How might you feel about your younger self if you reframed your eating patterns in the context of resourcefulness?
Evolve or repeat
New Year reality; “you’re not enough so buy this” message is going to be replaced with “you’re not enough so diet...” This year, consider that there is another way.
Change is so hard. And being stuck in a pattern that doesn’t serve us? Sometimes, even harder than the change itself. And other times, the change itself is hard as can be, and worth the difficulty.
Recovering from an eating disorder and moving away from diet culture is hard. It takes work, persistence, patience, self-compassion, drive, and all of these things, repeated, endlessly.
But we are presented with two choices: evolve or repeat.
In my life, I have chosen both. You likely have, too. Living with a chronic illness and a progressively debilitating illness, at that, is a lot. I have fought against my body. I have talked shit about my body. I have gone to great lengths to change my body. I have paid real money for miracle solutions that left me miraculously with less money and less self-confidence. And by no means, is this process over. But when I choose to sit with acceptance of what is, I’m not judging myself or my process or my body.
I’ve had MS for over 20 years. I’ve been disabled for the better part of 10, probably. I didn’t realize that my body moved differently until seeing myself on video eight years ago. And then after that, I acquired a limp that my dentist teased me for…I didn’t go to the dentist for two years after that.

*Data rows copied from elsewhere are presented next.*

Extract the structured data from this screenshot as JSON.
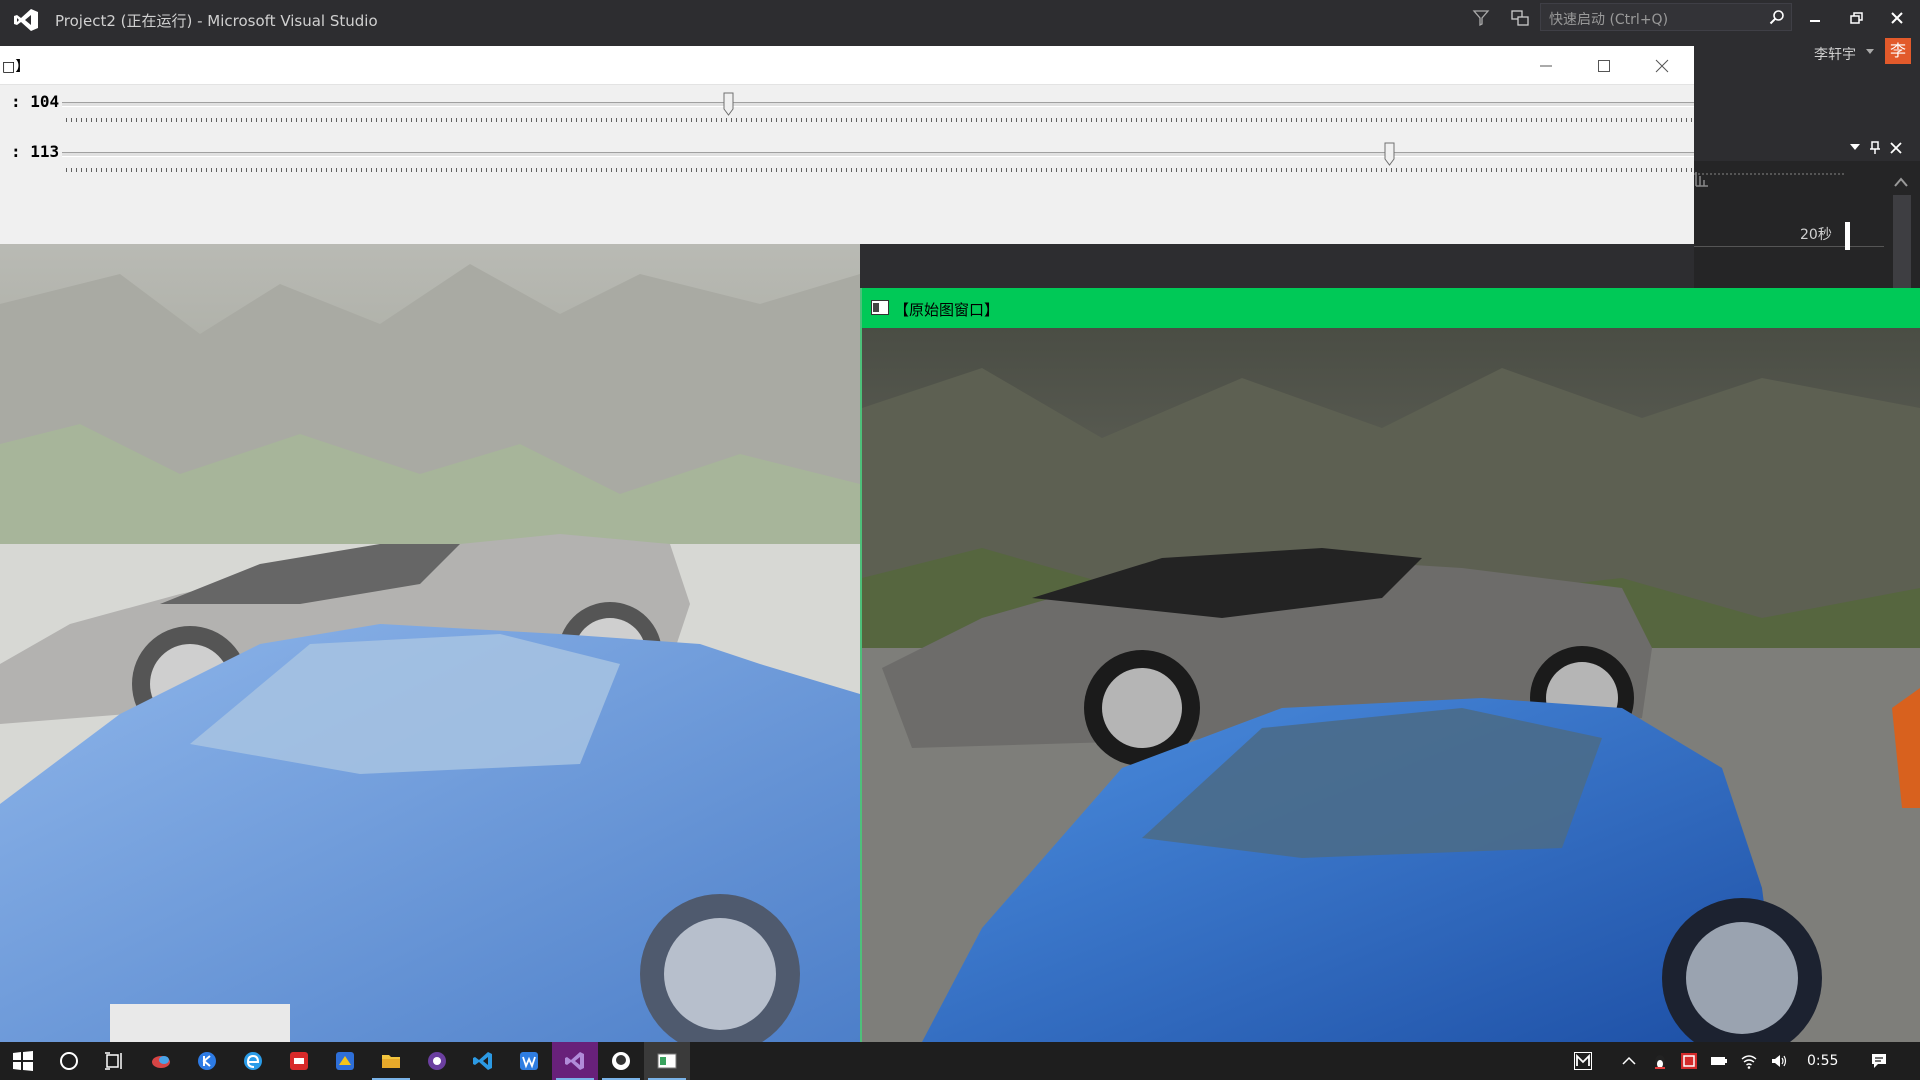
{
  "vs": {
    "title": "Project2 (正在运行) - Microsoft Visual Studio",
    "quick_launch_placeholder": "快速启动 (Ctrl+Q)",
    "user_name": "李轩宇",
    "user_avatar_text": "李",
    "timeline_label": "20秒",
    "accent_color": "#68217a"
  },
  "trackbar_window": {
    "title": "□】",
    "sliders": [
      {
        "label": ": 104",
        "value": 104,
        "max": 255
      },
      {
        "label": ": 113",
        "value": 113,
        "max": 139
      }
    ]
  },
  "original_window": {
    "title": "【原始图窗口】",
    "titlebar_color": "#00c957"
  },
  "taskbar": {
    "clock": "0:55",
    "apps": [
      "start-icon",
      "cortana-icon",
      "task-view-icon",
      "bird-app-icon",
      "k-app-icon",
      "edge-icon",
      "red-app-icon",
      "yellow-app-icon",
      "file-explorer-icon",
      "purple-app-icon",
      "vscode-icon",
      "wps-icon",
      "visual-studio-icon",
      "github-icon",
      "opencv-window-icon"
    ],
    "tray": [
      "m-icon",
      "chevron-up-icon",
      "penguin-icon",
      "security-icon",
      "battery-icon",
      "wifi-icon",
      "volume-icon",
      "notification-icon"
    ]
  }
}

In the last five years, I have started using mobility aids. I am disabled. And my disability is changing. My body is evolving in ways that I don’t love. But I am not repeating the pattern of beating the hell out of myself for the sake of beating the hell out of myself.

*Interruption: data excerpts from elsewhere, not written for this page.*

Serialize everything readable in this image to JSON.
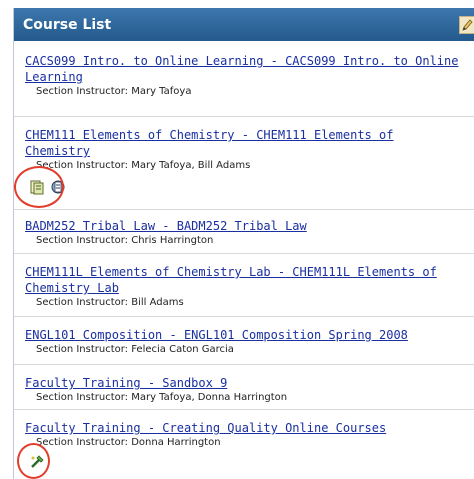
{
  "header": {
    "title": "Course List",
    "edit_icon": "pencil-icon"
  },
  "courses": [
    {
      "title": "CACS099 Intro. to Online Learning - CACS099 Intro. to Online Learning",
      "instructor": "Section Instructor: Mary Tafoya"
    },
    {
      "title": "CHEM111 Elements of Chemistry - CHEM111 Elements of Chemistry",
      "instructor": "Section Instructor: Mary Tafoya, Bill Adams",
      "icons": [
        "gradebook-icon",
        "tools-icon"
      ]
    },
    {
      "title": "BADM252 Tribal Law - BADM252 Tribal Law",
      "instructor": "Section Instructor: Chris Harrington"
    },
    {
      "title": "CHEM111L Elements of Chemistry Lab - CHEM111L Elements of Chemistry Lab",
      "instructor": "Section Instructor: Bill Adams"
    },
    {
      "title": "ENGL101 Composition - ENGL101 Composition Spring 2008",
      "instructor": "Section Instructor: Felecia Caton Garcia"
    },
    {
      "title": "Faculty Training - Sandbox 9",
      "instructor": "Section Instructor: Mary Tafoya, Donna Harrington"
    },
    {
      "title": "Faculty Training - Creating Quality Online Courses",
      "instructor": "Section Instructor: Donna Harrington",
      "icons": [
        "tools-wand-icon"
      ]
    }
  ],
  "colors": {
    "header_bg": "#2e6aa1",
    "link": "#1a2fa0",
    "highlight_circle": "#e23c2c"
  }
}
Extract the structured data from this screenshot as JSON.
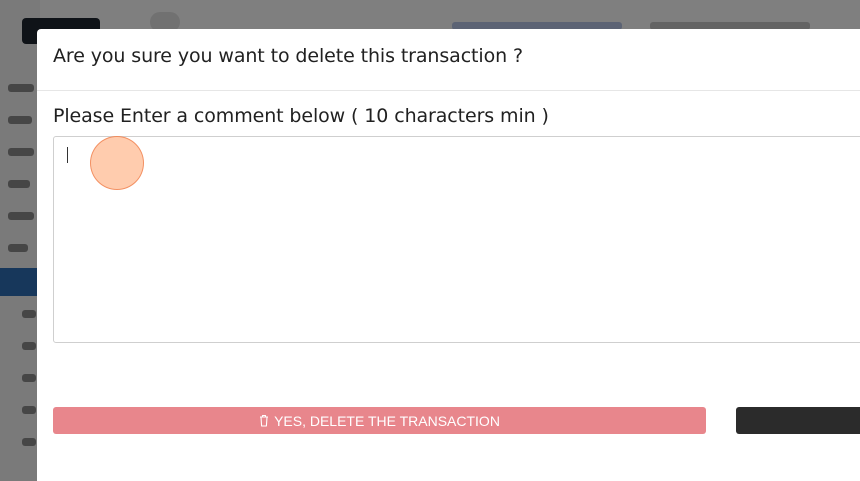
{
  "modal": {
    "title": "Are you sure you want to delete this transaction ?",
    "comment_label": "Please Enter a comment below ( 10 characters min )",
    "comment_value": "",
    "delete_button_label": "YES, DELETE THE TRANSACTION",
    "delete_icon": "trash-icon",
    "cancel_button_label": ""
  },
  "colors": {
    "delete_button": "#e8868c",
    "cancel_button": "#2b2b2b",
    "overlay": "rgba(0,0,0,0.5)",
    "sidebar_active": "#2f6fb7"
  }
}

I wonder if you can offer your self, your body, similar compassion. I wonder if you can make the next choice one that frustrates your eating disorder, or flies in the face of diet culture. Expect it to feel uncomfortable. And keep going.
Our bodies are in a state of constant evolution. When our minds are doing the same, there can be harmony.
EVOLVE. Let’s go, 2020. Ready.
I am a Fat Positive Nutritionist
I AM A PROUD FAT POSITIVE NUTRITIONIST
And while I’m here for all bodies, I am not interested in the unfair elevation of the experience of privileged bodies.
I get messages from folks telling me that they hate me and my page. That I am not to be trusted as a nutrition professional. That I must be speaking to small-fat bodies when I say that all bodies are worthy of care, of recognition, of recovery, of respect.
And although the discourse in my inbox is upsetting, it is NOTHING compared to the bullshit that humans who live in larger bodies are made to contend with, every day.
I can block folks. I can choose to not respond. I can choose to educate and fight and advocate.
And these are my choices because of the privilege that I live with.
So when I say I am fat positive dietitian, I’m here for ALL fat bodies. Small fat, medium fat, super fat, infinity. Fat bodies that live with and without disease or disorder. Fat bodies that have dieted and felt as though they failed, and dieted again. Fat bodies that engage in physical activity, or not. Fat bodies that are able to access nutritious food, or not. Fat bodies that have experienced disordered eating or eating disorders, or not. Fat bodies that prioritize health, whatever that means to an individual, or not. Able fat bodies, and fat bodies with disability.
I am a fat-positive dietitian because working otherwise is perpetuating weight stigma. Weight stigma is deadly. I am a Health at Every Size® dietitian because neglecting to operate from this paradigm, particularly in the context of treating humans with eating disorders, is negligent at best, deadly at worst.
I’ve learned a lot in eleven years. Most importantly, about the importance of sitting down, learning from those with experiences that I have not had, and challenging the weight-centric treatment paradigm.
I am looking forward to a new year of LOUD fat positive voices. Dismantling fatphobia and weight stigma is good for ALL bodies.